CREATE PROCEDURE [Test_Create]
    @SessionId BINARY(32),
    @Name CHARACTER VARYING(255),
    @Description CHARACTER VARYING(MAX)
AS
BEGIN
    BEGIN TRANSACTION;
        BEGIN TRY
            INSERT INTO [Test] ([Name], [Description])
            VALUES (@Name, @Description);
        END TRY
        BEGIN CATCH
            ROLLBACK TRANSACTION;
            THROW;
        END CATCH
    COMMIT TRANSACTION;
END

I have a trigger that simply logs the before and after values for this table, for all changes. When my stored procedure is called, this trigger is fired and logs to another table. However, my trigger obviously cannot have the @SessionId variable to log which website user session caused the stored procedure to be invoked by the SQL client running on a web server. I do not want to use SET CONTEXT_INFO because it is unstable with connection pooling and parallel execution plans.

That said, I thought I could correlate the @SessionId passed in to the stored procedure with the @@SPID value, but again this is a little tricky with connection pooling. It won't work, as far as I can tell.

How can I track which user on my website, assuming I have a unique session number for them passed into my stored procedure, caused specific changes to any of my tables?

If they invoke a stored procedure, I need to know the stored procedure invoked and how it altered the tables (before and after values).

Is there perhaps an alternative to retrieve the following information and link them together to form an audit trail?

  • The website user/session that caused a stored procedure to be invoked
  • The stored procedure that was invoked and its parameters
  • The resultant data queries
  • The effects of the queries (before and after data)
Était-ce utile?

La solution

I would recommend that you modify your table structure so that the @SessionId value is stored in the table for creation and modification.

I have an ASP.Net app that also must log all changes for auditing purposes, and the tables that require auditing all have

CreatedDateTime DateTime NOT NULL
CreatedBy nvarchar(50) NOT NULL
ModifiedDateTime DateTime NULL
ModifiedBy nvarchar(50) NULL

columns

Users log in with Windows Authentication, and we pass the user's domain\username to all the stored procs so that it can be stored in the CreatedBy or ModifiedBy col. The CreatedDateTime/ModifiedDateTime values are set by the stored procs.

Our change log auditing is done by a CLR trigger which just extracts the ModifiedBy value on the new record and this is logged as the person making the change.

Using your @SessionId value would work just as well I would think.

Autres conseils

My first question is "why"?

A few options based on your potential answer:

If you are just curious and want to do some investigation into a problem you can use SQL Server Profiler or Database Engine Trace Capture and Trace Replay with the correct logging events. This will tell you exactly which procedures have been called, by why user and with the correct parameters.
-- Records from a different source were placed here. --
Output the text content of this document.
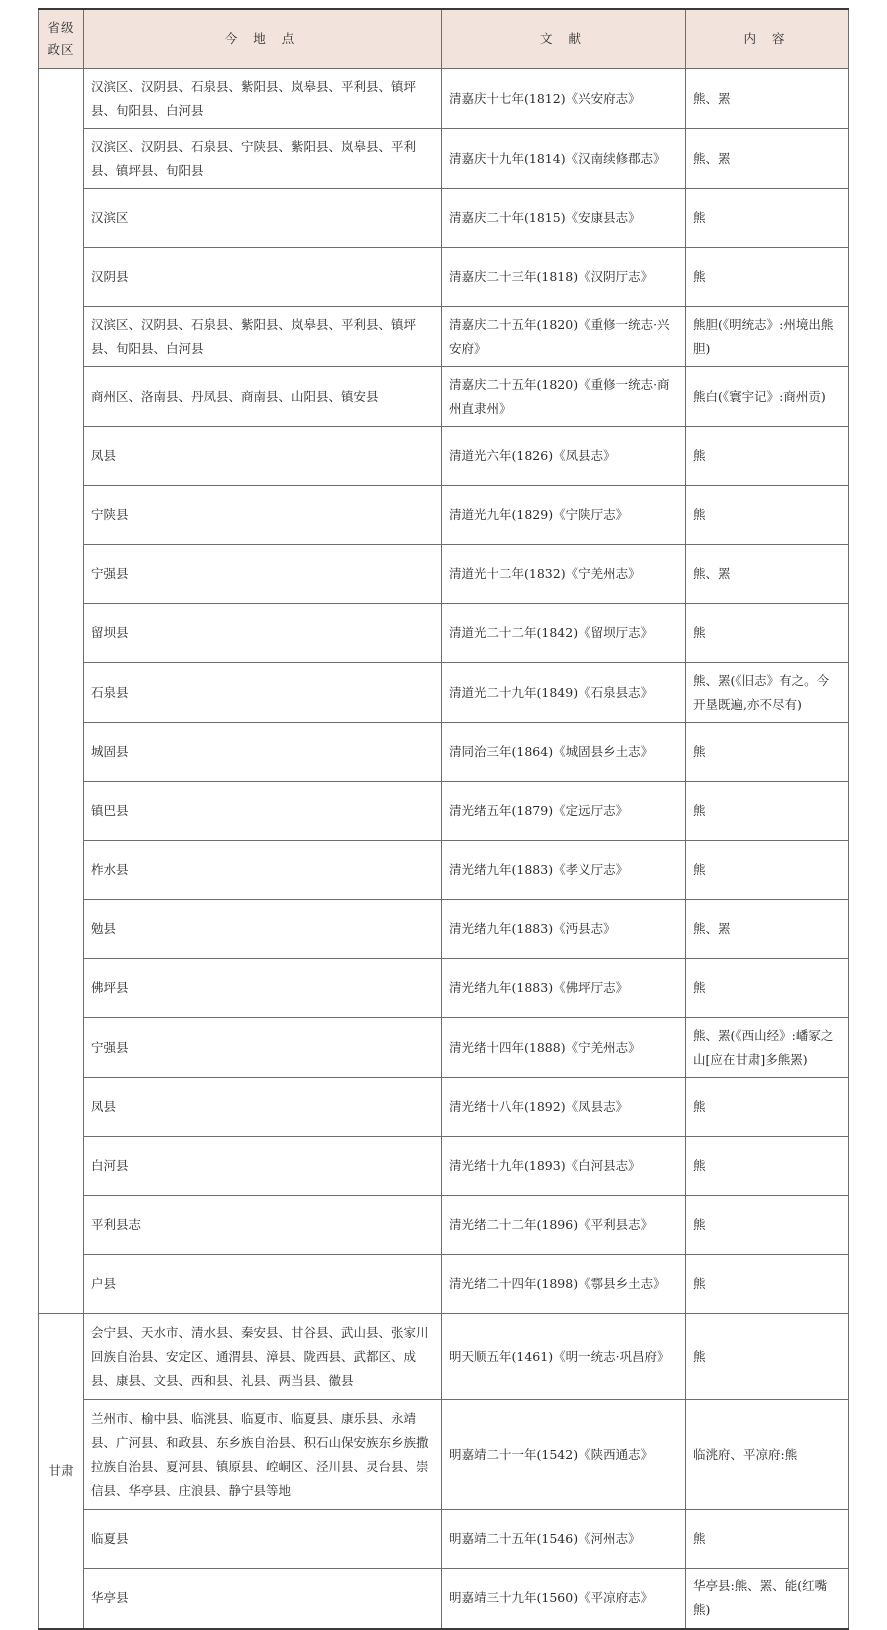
省级政区	今 地 点	文 献	内 容
	汉滨区、汉阴县、石泉县、紫阳县、岚皋县、平利县、镇坪县、旬阳县、白河县	清嘉庆十七年(1812)《兴安府志》	熊、罴
	汉滨区、汉阴县、石泉县、宁陕县、紫阳县、岚皋县、平利县、镇坪县、旬阳县	清嘉庆十九年(1814)《汉南续修郡志》	熊、罴
	汉滨区	清嘉庆二十年(1815)《安康县志》	熊
	汉阴县	清嘉庆二十三年(1818)《汉阴厅志》	熊
	汉滨区、汉阴县、石泉县、紫阳县、岚皋县、平利县、镇坪县、旬阳县、白河县	清嘉庆二十五年(1820)《重修一统志·兴安府》	熊胆(《明统志》:州境出熊胆)
	商州区、洛南县、丹凤县、商南县、山阳县、镇安县	清嘉庆二十五年(1820)《重修一统志·商州直隶州》	熊白(《寰宇记》:商州贡)
	凤县	清道光六年(1826)《凤县志》	熊
	宁陕县	清道光九年(1829)《宁陕厅志》	熊
	宁强县	清道光十二年(1832)《宁羌州志》	熊、罴
	留坝县	清道光二十二年(1842)《留坝厅志》	熊
	石泉县	清道光二十九年(1849)《石泉县志》	熊、罴(《旧志》有之。今开垦既遍,亦不尽有)
	城固县	清同治三年(1864)《城固县乡土志》	熊
	镇巴县	清光绪五年(1879)《定远厅志》	熊
	柞水县	清光绪九年(1883)《孝义厅志》	熊
	勉县	清光绪九年(1883)《沔县志》	熊、罴
	佛坪县	清光绪九年(1883)《佛坪厅志》	熊
	宁强县	清光绪十四年(1888)《宁羌州志》	熊、罴(《西山经》:嶓冢之山[应在甘肃]多熊罴)
	凤县	清光绪十八年(1892)《凤县志》	熊
	白河县	清光绪十九年(1893)《白河县志》	熊
	平利县志	清光绪二十二年(1896)《平利县志》	熊
	户县	清光绪二十四年(1898)《鄠县乡土志》	熊
甘肃	会宁县、天水市、清水县、秦安县、甘谷县、武山县、张家川回族自治县、安定区、通渭县、漳县、陇西县、武都区、成县、康县、文县、西和县、礼县、两当县、徽县	明天顺五年(1461)《明一统志·巩昌府》	熊
	兰州市、榆中县、临洮县、临夏市、临夏县、康乐县、永靖县、广河县、和政县、东乡族自治县、积石山保安族东乡族撒拉族自治县、夏河县、镇原县、崆峒区、泾川县、灵台县、崇信县、华亭县、庄浪县、静宁县等地	明嘉靖二十一年(1542)《陕西通志》	临洮府、平凉府:熊
	临夏县	明嘉靖二十五年(1546)《河州志》	熊
	华亭县	明嘉靖三十九年(1560)《平凉府志》	华亭县:熊、罴、能(红嘴熊)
If you want to use this information immediately for management reporting, I suggest you pass it into your stored procedures and store it in a table so you can interrogate it as needed.

If you want to use this information at some point in the future, you could turn logging on around your data access layer to store the information before and after your query either in a log file or again in the database if you really want to.